If you don't loose most of your bids, you're bidding too much.
These things cost much more at used machinery dealers. I once bought a lathe and a mill for the company I worked for from a used machinery dealer back in the 90's. I guess I got what I paid for. Wasn't my money, which I guess is their main cliental. For the money, I could have outfitted an entire shop.
I've bought many mills on eBay and got way more than I paid for. You see, this stuff is "industrial waste" in that it is high dollar "junk" that industry dumps for penny's on the dollar. It is already "paid for", they're just removing it. That's the stuff you want.
It is 240 volts (or more) and three phase, so most people can't power it and are intimidated by it. But running two leg high voltage to your shop and wiring in a phase converter really isn't a big deal, and most big motors can be rewired for 240, but it scares away many folks from buying it.
It may require maintenance such are bearings. This freaks out some people. It is well worth it.

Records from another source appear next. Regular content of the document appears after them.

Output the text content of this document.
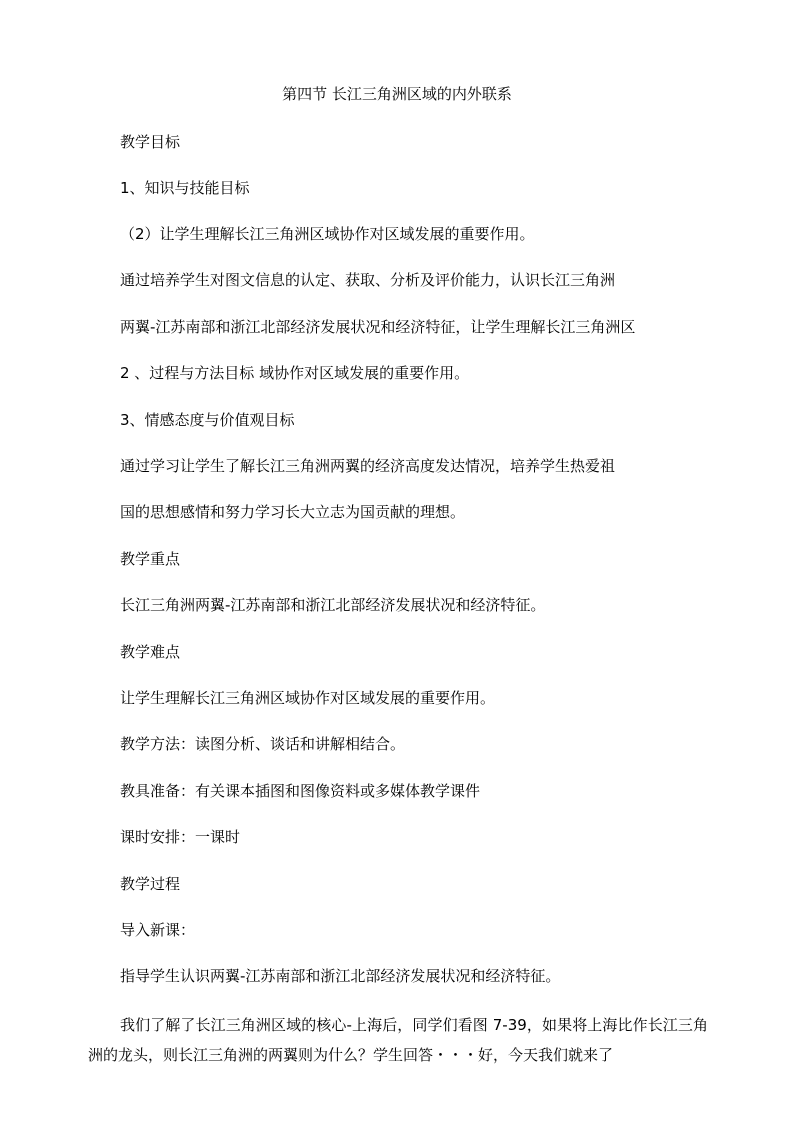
第四节 长江三角洲区域的内外联系
教学目标
1、知识与技能目标
（2）让学生理解长江三角洲区域协作对区域发展的重要作用。
通过培养学生对图文信息的认定、获取、分析及评价能力，认识长江三角洲
两翼-江苏南部和浙江北部经济发展状况和经济特征，让学生理解长江三角洲区
2 、过程与方法目标 域协作对区域发展的重要作用。
3、情感态度与价值观目标
通过学习让学生了解长江三角洲两翼的经济高度发达情况，培养学生热爱祖
国的思想感情和努力学习长大立志为国贡献的理想。
教学重点
长江三角洲两翼-江苏南部和浙江北部经济发展状况和经济特征。
教学难点
让学生理解长江三角洲区域协作对区域发展的重要作用。
教学方法：读图分析、谈话和讲解相结合。
教具准备：有关课本插图和图像资料或多媒体教学课件
课时安排：一课时
教学过程
导入新课：
指导学生认识两翼-江苏南部和浙江北部经济发展状况和经济特征。
我们了解了长江三角洲区域的核心-上海后，同学们看图 7-39，如果将上海比作长江三角洲的龙头，则长江三角洲的两翼则为什么？学生回答・・・好，今天我们就来了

My favorite kind of auction:
Somebody in a company (who really doesn't give a $h!t) is told to move some old equipment. It lists it on eBay, improperly, in the wrong place, with a poor description. Something like two $55,000 CNC milling machines (this really happened). Starts the bid for practically nothing. Nobody notices it, or knows what it is, and I swoop in and get them both for less than 10K. Then I "re-Bay" one and get all my money back out of them. Heh heh heh.
You should be able to pick up a good Bridgeport mill, with quiet spindle bearings and the hand scraping still showing on the Y axis and digital read out for a finishing bid of under 2 grand if you are patient.
I spent more than a year looking and bidding before I got my first CNC mill, but when I finally got one, it was almost new, had the Fanuc control I wanted and I got for less than .25 cent on the dollar. Just took a year.